Hi,
I am writing a doit task generator for the following situation:
1. The source is one or more directories with potentially thousands of files it it each.
2. The first task takes that source, does some data transformation and spits out one or more directories as targets
3. The second source takes the directories from the previous step and compiles them to a single file.
4. The system goes on to use that file as a file_dep for later stages.
If I change any file in the source and run the second task, I want the first to be rerun again. Same for when I run a task that depends on the output of the second task.
The generated code might look something like this:
from pathlib import Path
import doit.tools
def task_source():
actions = []
if not Path("test").exists():
actions.append((doit.tools.create_folder, ["test.dir"]))
actions.append("echo foo > test.dir/foo.txt") # Imagine thousansds of files
return {
"actions": actions,
"targets": ["test.dir"], # output: directory
}
def task_first():
return {
"actions": [
(doit.tools.create_folder, ["test2.dir"]),
"cat test.dir/foo.txt > test2.dir/foso.txt", # Random modification of potentially thousands of files
],
"file_dep": ["test.dir"], # input: directory
"targets": ["test2.dir"], # output: directory
}
def task_second():
return {
"actions": ["cat test2.dir/foso.txt > foso.txt",],
"file_dep": ["test2.dir"], # input: directory
"targets": ["foso.txt"], # output: file
}
Now, doit will not take directories as file_deps, so task_first and task_second will blow up. I could make it so that task_first gets its file_deps filled with pathlib.Path("dest.dir").glob("**/*"), but what to do about task_second? Its input doesn't exist yet at this stage.
After reading
https://pydoit.org/dependencies.html, I am unclear about how either calc_dep or uptodate or both would help me here. I experimented with adding an `uptodate` key like this:
import os
from pathlib import Path
from typing import Any, Mapping
import doit.dependency
import doit.task
import doit.tools
def task_source():
actions = []
if not Path("test.dir").exists():
actions.append((doit.tools.create_folder, ["test.dir"]))

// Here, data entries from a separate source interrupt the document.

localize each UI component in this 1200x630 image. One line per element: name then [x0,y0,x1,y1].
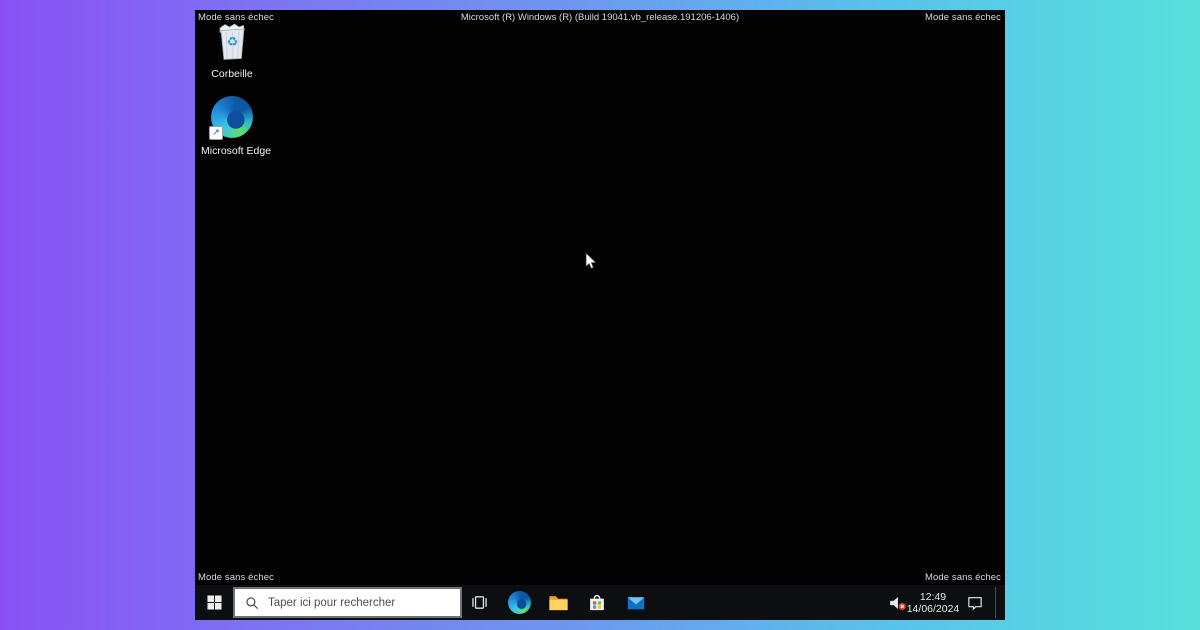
task-view-button[interactable] [460,585,499,620]
edge-icon [508,591,531,614]
taskbar: Taper ici pour rechercher 12:49 14/06/20… [195,585,1005,620]
desktop-icon-edge[interactable]: ↗ Microsoft Edge [201,96,272,157]
taskbar-store-button[interactable] [577,585,616,620]
file-explorer-icon [547,591,570,614]
task-view-icon [469,592,490,613]
volume-muted-icon[interactable] [886,585,908,620]
action-center-bubble-icon [968,596,982,611]
safe-mode-label-bottom-left: Mode sans échec [198,572,274,583]
desktop-icon-label: Microsoft Edge [201,145,272,157]
taskbar-mail-button[interactable] [616,585,655,620]
svg-text:♻: ♻ [227,34,239,49]
search-icon [245,596,259,610]
taskbar-search-input[interactable]: Taper ici pour rechercher [233,587,462,618]
shortcut-arrow-icon: ↗ [209,126,223,140]
mouse-cursor [585,252,597,271]
windows-build-label: Microsoft (R) Windows (R) (Build 19041.v… [460,12,740,23]
safe-mode-label-bottom-right: Mode sans échec [925,572,1001,583]
show-desktop-button[interactable] [996,585,1005,620]
desktop-icon-label: Corbeille [211,68,253,80]
taskbar-file-explorer-button[interactable] [539,585,578,620]
recycle-bin-icon: ♻ [213,21,251,61]
windows-logo-icon [206,595,222,610]
desktop-icon-recycle-bin[interactable]: ♻ Corbeille [201,21,263,80]
page: { "colors": { "bg-gradient-left": "#8a50… [0,0,1200,630]
search-placeholder: Taper ici pour rechercher [268,596,396,609]
edge-icon: ↗ [209,96,253,140]
taskbar-edge-button[interactable] [500,585,539,620]
store-icon [586,592,608,614]
tray-date: 14/06/2024 [906,602,960,615]
start-button[interactable] [195,585,233,620]
action-center-button[interactable] [965,585,985,620]
taskbar-clock[interactable]: 12:49 14/06/2024 [906,585,960,620]
safe-mode-label-top-right: Mode sans échec [925,12,1001,23]
mail-icon [625,592,647,614]
windows-desktop[interactable]: Mode sans échec Microsoft (R) Windows (R… [195,10,1005,620]
tray-time: 12:49 [919,590,947,603]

actions.append("echo foo > test.dir/foo.txt") # Imagine thousands of files
return {
"actions": actions,
"targets": ["test.dir"], # output: directory
}
def task_first():
return {
"actions": [
(doit.tools.create_folder, ["test2.dir"]),
"type test.dir\\foo.txt > test2.dir\\foso.txt", # Random modification of potentially thousands of files
],
"file_dep": ["test.dir"], # input: directory
"targets": ["test2.dir"], # output: directory
"uptodate": [uptodate],
}
def task_second():
return {
"actions": ["type test2.dir\\foso.txt > foso.txt",],
"file_dep": ["test2.dir"], # input: directory
"targets": ["foso.txt"], # output: file
"uptodate": [uptodate],
}
def uptodate(task: doit.task.Task, values: Mapping[str, str]) -> bool:
# Compute MD5 sums for both files and directories containing files.
file_deps = [Path(f) for f in task.file_dep]
md5s = {}
if file_deps[0].suffix == ".dir":
task.file_dep.clear() # file_deps must not contain directories.
for p in file_deps[0].glob("**/*"):
path = os.fspath(p)
task.file_dep.add(path) # Fill in actual files.
md5s[path] = doit.dependency.get_file_md5(p)
else:
md5s[path] = doit.dependency.get_file_md5(file_deps[0])
# Save current MD5 sums for future runs (where they will be in `values`).
task.value_savers.append(lambda: md5s)
# No values means this is the first run, which always means the task is
# out to date. The code above must run so we have some values on subsequent
# runs.
if not values:
return False
# Now compare the current MD5 sums to the ones from the previous run.
for filepath, new_md5 in md5s.items():
old_md5 = values.get(filepath)
if old_md5 is None or new_md5 != old_md5:
return False
return True
It seems to work for this case. Is this an acceptable way of dealing with this or am I misusing the uptodate mechanism here?